IPA is the most common solvent used to wash unpolymerized resin from the surface of 3D printed restorations. IPA solvent evaporates due to its high vapor pressure and strong volatility. IPA is also flammable and is classified as a toxic substance that can also have negative effects on users; hence, it is a liquid that requires certain safety precautions to be taken [16,61]. In contrast, TPM is a nonflammable, nontoxic liquid with a low vapor pressure, and does not require the safety standards associated with IPA, but it does require additional washing with a brush or detergent and is more expensive than IPA [16]. According to the results obtained in the present study, both of these washing solutions can improve biocompatibility without significantly impairing the mechanical properties of the material. Mostafavi and colleagues investigated the effects of washing with TPM and IPA on the manufacturing accuracy of vat-polymerized dental materials and found that both the trueness and precision were higher for TPM than for IPA [16]. Therefore, our experimental results can be used as a basis for selecting a washing solution that suits specific situations and requirements. In addition, manufacturers suggest washing 3D printed objects for longer than the recommended time if they are large or deep and narrow, but there are no exact guidelines for this. According to the results of the present study, washing for up to 90 min does not cause critical defects in mechanical properties, which can help when determining the optimal washing time according to the shape and size of specific objects. Furthermore, as a result of the biocompatibility test carried out in this study, cytotoxicity was greatly reduced when washing for more than 15 min, and most of the cell morphology was maintained normally. Additionally, the modulus decreased as the washing time increased, but in most groups, 15 min of washing did not cause any critical defects. Therefore, it is possible to reduce unnecessary washing time beyond that by recommending a minimum washing time of 15 min in object processing.

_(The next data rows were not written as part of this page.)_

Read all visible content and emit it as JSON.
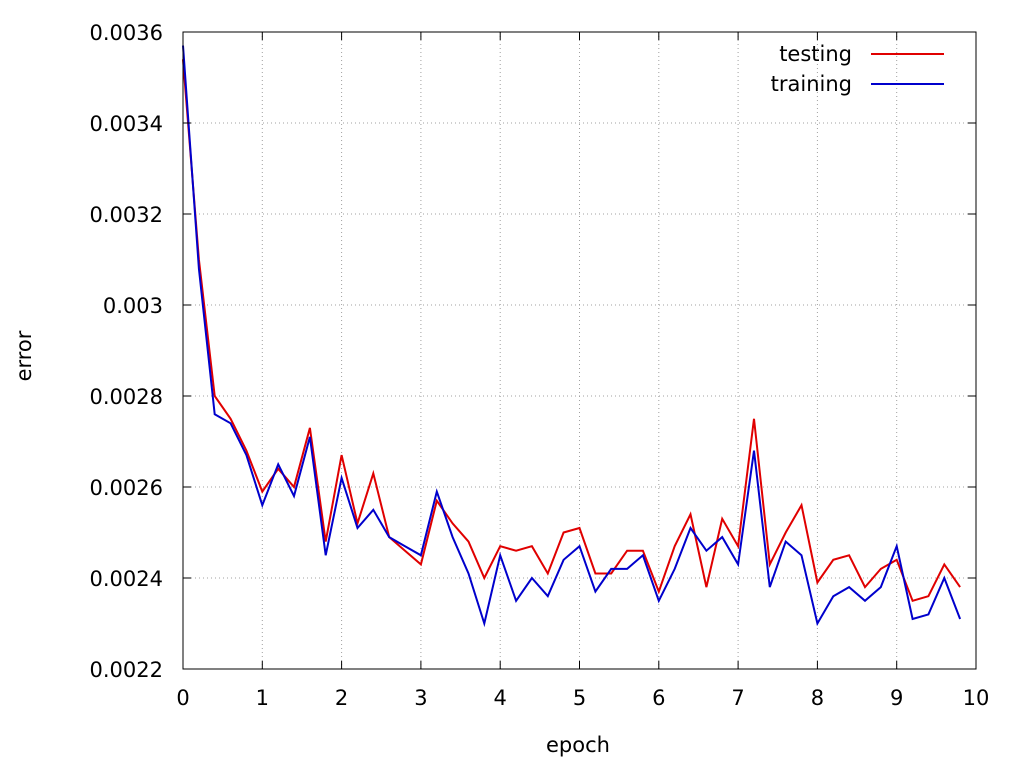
{
  "chart_data": {
    "type": "line",
    "title": "",
    "xlabel": "epoch",
    "ylabel": "error",
    "xlim": [
      0,
      10
    ],
    "ylim": [
      0.0022,
      0.0036
    ],
    "x_ticks": [
      0,
      1,
      2,
      3,
      4,
      5,
      6,
      7,
      8,
      9,
      10
    ],
    "x_tick_labels": [
      "0",
      "1",
      "2",
      "3",
      "4",
      "5",
      "6",
      "7",
      "8",
      "9",
      "10"
    ],
    "y_ticks": [
      0.0022,
      0.0024,
      0.0026,
      0.0028,
      0.003,
      0.0032,
      0.0034,
      0.0036
    ],
    "y_tick_labels": [
      "0.0022",
      "0.0024",
      "0.0026",
      "0.0028",
      "0.003",
      "0.0032",
      "0.0034",
      "0.0036"
    ],
    "grid": true,
    "legend_position": "top-right",
    "series": [
      {
        "name": "testing",
        "color": "#e00000",
        "x": [
          0,
          0.2,
          0.4,
          0.6,
          0.8,
          1.0,
          1.2,
          1.4,
          1.6,
          1.8,
          2.0,
          2.2,
          2.4,
          2.6,
          2.8,
          3.0,
          3.2,
          3.4,
          3.6,
          3.8,
          4.0,
          4.2,
          4.4,
          4.6,
          4.8,
          5.0,
          5.2,
          5.4,
          5.6,
          5.8,
          6.0,
          6.2,
          6.4,
          6.6,
          6.8,
          7.0,
          7.2,
          7.4,
          7.6,
          7.8,
          8.0,
          8.2,
          8.4,
          8.6,
          8.8,
          9.0,
          9.2,
          9.4,
          9.6,
          9.8
        ],
        "values": [
          0.00354,
          0.0031,
          0.0028,
          0.00275,
          0.00268,
          0.00259,
          0.00264,
          0.0026,
          0.00273,
          0.00248,
          0.00267,
          0.00252,
          0.00263,
          0.00249,
          0.00246,
          0.00243,
          0.00257,
          0.00252,
          0.00248,
          0.0024,
          0.00247,
          0.00246,
          0.00247,
          0.00241,
          0.0025,
          0.00251,
          0.00241,
          0.00241,
          0.00246,
          0.00246,
          0.00237,
          0.00247,
          0.00254,
          0.00238,
          0.00253,
          0.00247,
          0.00275,
          0.00243,
          0.0025,
          0.00256,
          0.00239,
          0.00244,
          0.00245,
          0.00238,
          0.00242,
          0.00244,
          0.00235,
          0.00236,
          0.00243,
          0.00238
        ]
      },
      {
        "name": "training",
        "color": "#0000cc",
        "x": [
          0,
          0.2,
          0.4,
          0.6,
          0.8,
          1.0,
          1.2,
          1.4,
          1.6,
          1.8,
          2.0,
          2.2,
          2.4,
          2.6,
          2.8,
          3.0,
          3.2,
          3.4,
          3.6,
          3.8,
          4.0,
          4.2,
          4.4,
          4.6,
          4.8,
          5.0,
          5.2,
          5.4,
          5.6,
          5.8,
          6.0,
          6.2,
          6.4,
          6.6,
          6.8,
          7.0,
          7.2,
          7.4,
          7.6,
          7.8,
          8.0,
          8.2,
          8.4,
          8.6,
          8.8,
          9.0,
          9.2,
          9.4,
          9.6,
          9.8
        ],
        "values": [
          0.00357,
          0.00308,
          0.00276,
          0.00274,
          0.00267,
          0.00256,
          0.00265,
          0.00258,
          0.00271,
          0.00245,
          0.00262,
          0.00251,
          0.00255,
          0.00249,
          0.00247,
          0.00245,
          0.00259,
          0.00249,
          0.00241,
          0.0023,
          0.00245,
          0.00235,
          0.0024,
          0.00236,
          0.00244,
          0.00247,
          0.00237,
          0.00242,
          0.00242,
          0.00245,
          0.00235,
          0.00242,
          0.00251,
          0.00246,
          0.00249,
          0.00243,
          0.00268,
          0.00238,
          0.00248,
          0.00245,
          0.0023,
          0.00236,
          0.00238,
          0.00235,
          0.00238,
          0.00247,
          0.00231,
          0.00232,
          0.0024,
          0.00231
        ]
      }
    ]
  }
}
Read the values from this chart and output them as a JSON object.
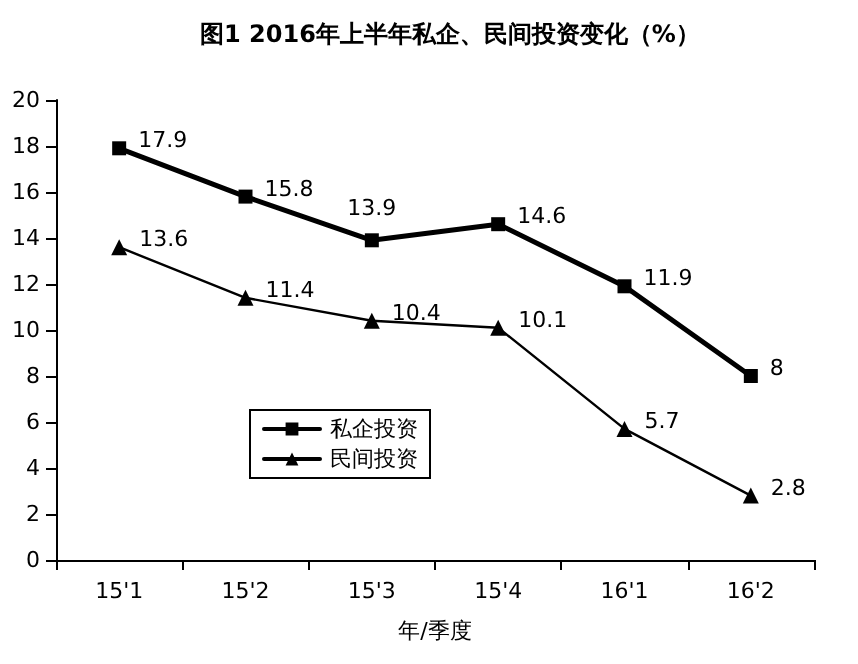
{
  "chart_data": {
    "type": "line",
    "title": "图1 2016年上半年私企、民间投资变化（%）",
    "xlabel": "年/季度",
    "categories": [
      "15'1",
      "15'2",
      "15'3",
      "15'4",
      "16'1",
      "16'2"
    ],
    "series": [
      {
        "name": "私企投资",
        "color": "#000000",
        "marker": "square",
        "values": [
          17.9,
          15.8,
          13.9,
          14.6,
          11.9,
          8
        ]
      },
      {
        "name": "民间投资",
        "color": "#000000",
        "marker": "triangle",
        "values": [
          13.6,
          11.4,
          10.4,
          10.1,
          5.7,
          2.8
        ]
      }
    ],
    "ylim": [
      0,
      20
    ],
    "yticks": [
      0,
      2,
      4,
      6,
      8,
      10,
      12,
      14,
      16,
      18,
      20
    ],
    "grid": false,
    "legend": "bottom left",
    "data_labels": true,
    "line_style": "solid"
  }
}
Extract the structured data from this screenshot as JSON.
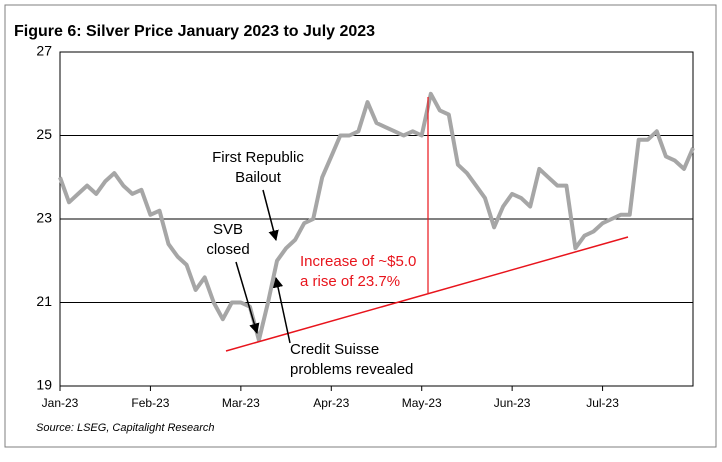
{
  "chart_data": {
    "type": "line",
    "title": "Figure 6: Silver Price January 2023 to July 2023",
    "source": "Source: LSEG, Capitalight Research",
    "categories": [
      "Jan-23",
      null,
      null,
      null,
      null,
      null,
      null,
      null,
      null,
      null,
      "Feb-23",
      null,
      null,
      null,
      null,
      null,
      null,
      null,
      null,
      null,
      "Mar-23",
      null,
      null,
      null,
      null,
      null,
      null,
      null,
      null,
      null,
      "Apr-23",
      null,
      null,
      null,
      null,
      null,
      null,
      null,
      null,
      null,
      "May-23",
      null,
      null,
      null,
      null,
      null,
      null,
      null,
      null,
      null,
      "Jun-23",
      null,
      null,
      null,
      null,
      null,
      null,
      null,
      null,
      null,
      "Jul-23",
      null,
      null,
      null,
      null,
      null,
      null,
      null,
      null,
      null,
      null
    ],
    "values": [
      24.0,
      23.4,
      23.6,
      23.8,
      23.6,
      23.9,
      24.1,
      23.8,
      23.6,
      23.7,
      23.1,
      23.2,
      22.4,
      22.1,
      21.9,
      21.3,
      21.6,
      21.0,
      20.6,
      21.0,
      21.0,
      20.9,
      20.1,
      21.0,
      22.0,
      22.3,
      22.5,
      22.9,
      23.0,
      24.0,
      24.5,
      25.0,
      25.0,
      25.1,
      25.8,
      25.3,
      25.2,
      25.1,
      25.0,
      25.1,
      25.0,
      26.0,
      25.6,
      25.5,
      24.3,
      24.1,
      23.8,
      23.5,
      22.8,
      23.3,
      23.6,
      23.5,
      23.3,
      24.2,
      24.0,
      23.8,
      23.8,
      22.3,
      22.6,
      22.7,
      22.9,
      23.0,
      23.1,
      23.1,
      24.9,
      24.9,
      25.1,
      24.5,
      24.4,
      24.2,
      24.7
    ],
    "color": "#a6a6a6",
    "ylim": [
      19,
      27
    ],
    "yticks": [
      19,
      21,
      23,
      25,
      27
    ],
    "grid": true,
    "annotations": [
      {
        "lines": [
          "First Republic",
          "Bailout"
        ],
        "color": "#000000"
      },
      {
        "lines": [
          "SVB",
          "closed"
        ],
        "color": "#000000"
      },
      {
        "lines": [
          "Increase of ~$5.0",
          "a rise of 23.7%"
        ],
        "color": "#e8141c"
      },
      {
        "lines": [
          "Credit Suisse",
          "problems revealed"
        ],
        "color": "#000000"
      }
    ]
  }
}
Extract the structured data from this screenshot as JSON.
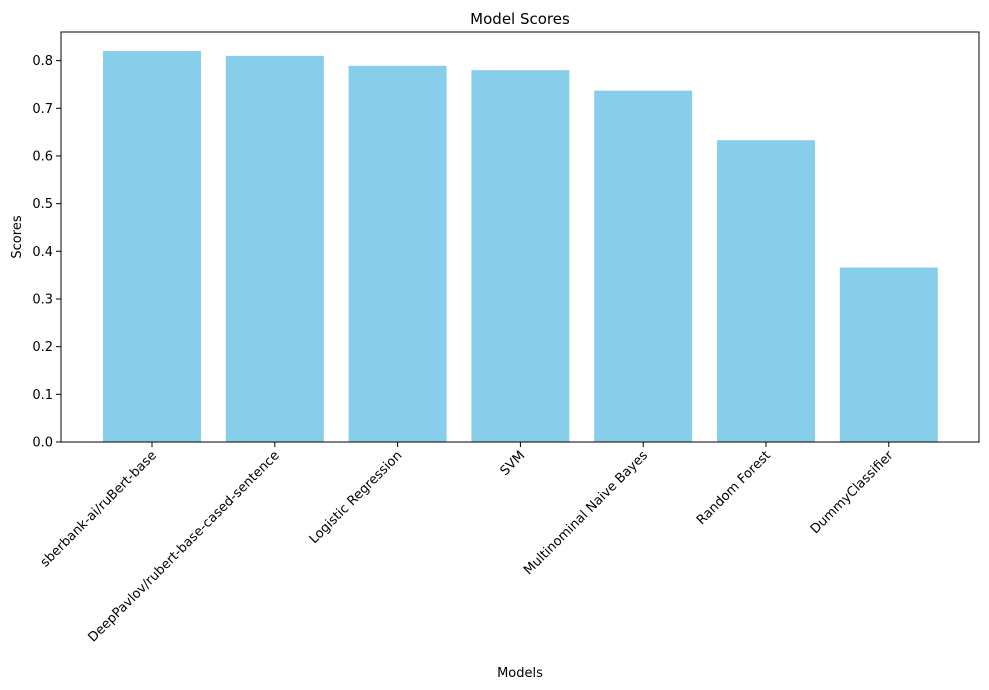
{
  "chart_data": {
    "type": "bar",
    "title": "Model Scores",
    "xlabel": "Models",
    "ylabel": "Scores",
    "categories": [
      "sberbank-ai/ruBert-base",
      "DeepPavlov/rubert-base-cased-sentence",
      "Logistic Regression",
      "SVM",
      "Multinominal Naive Bayes",
      "Random Forest",
      "DummyClassifier"
    ],
    "values": [
      0.82,
      0.81,
      0.789,
      0.78,
      0.737,
      0.633,
      0.366
    ],
    "ylim": [
      0,
      0.86
    ],
    "yticks": [
      0.0,
      0.1,
      0.2,
      0.3,
      0.4,
      0.5,
      0.6,
      0.7,
      0.8
    ],
    "ytick_labels": [
      "0.0",
      "0.1",
      "0.2",
      "0.3",
      "0.4",
      "0.5",
      "0.6",
      "0.7",
      "0.8"
    ],
    "grid": false,
    "bar_color": "#87CEEB"
  }
}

One limitation of this study was the use of a single type of washer and washing method. The use of different types of ultrasonic equipment or solutions that enable the temperature control of the solvent may produce different results. Another limitation was that the biocompatibility and mechanical testing did not reproduce the oral environment, including the effect of acid and base foods, saliva, etc. Moreover, the accuracy of a 3D printed part finally produced by focusing only on mechanical and biological properties may vary depending on various parameters.

5. Conclusions

This study investigated the effects of washing time and washing solution on the mechanical properties, biocompatibility, and surface characteristics of 3D printed resins. Within the limitations of our study, the following conclusions can be drawn:

(1)

As the washing time increased, the cell viability increased and the cytotoxicity decreased, indicating an improved biocompatibility;

(2)

As the washing time increased, there were no reductions in the flexural strength or changes in surface defects, while the flexural modulus decreased;

(3)

Neither washing solution (IPA or TPM) caused significant defects in mechanical properties, and the biocompatibility increased with the washing time for both solutions.

The results reported here will be helpful for determining an efficient workflow that can be used in clinical practice by providing a guide to appropriate washing solutions and washing times to increase biocompatibility without affecting the mechanical strength of 3D printed dental resin materials.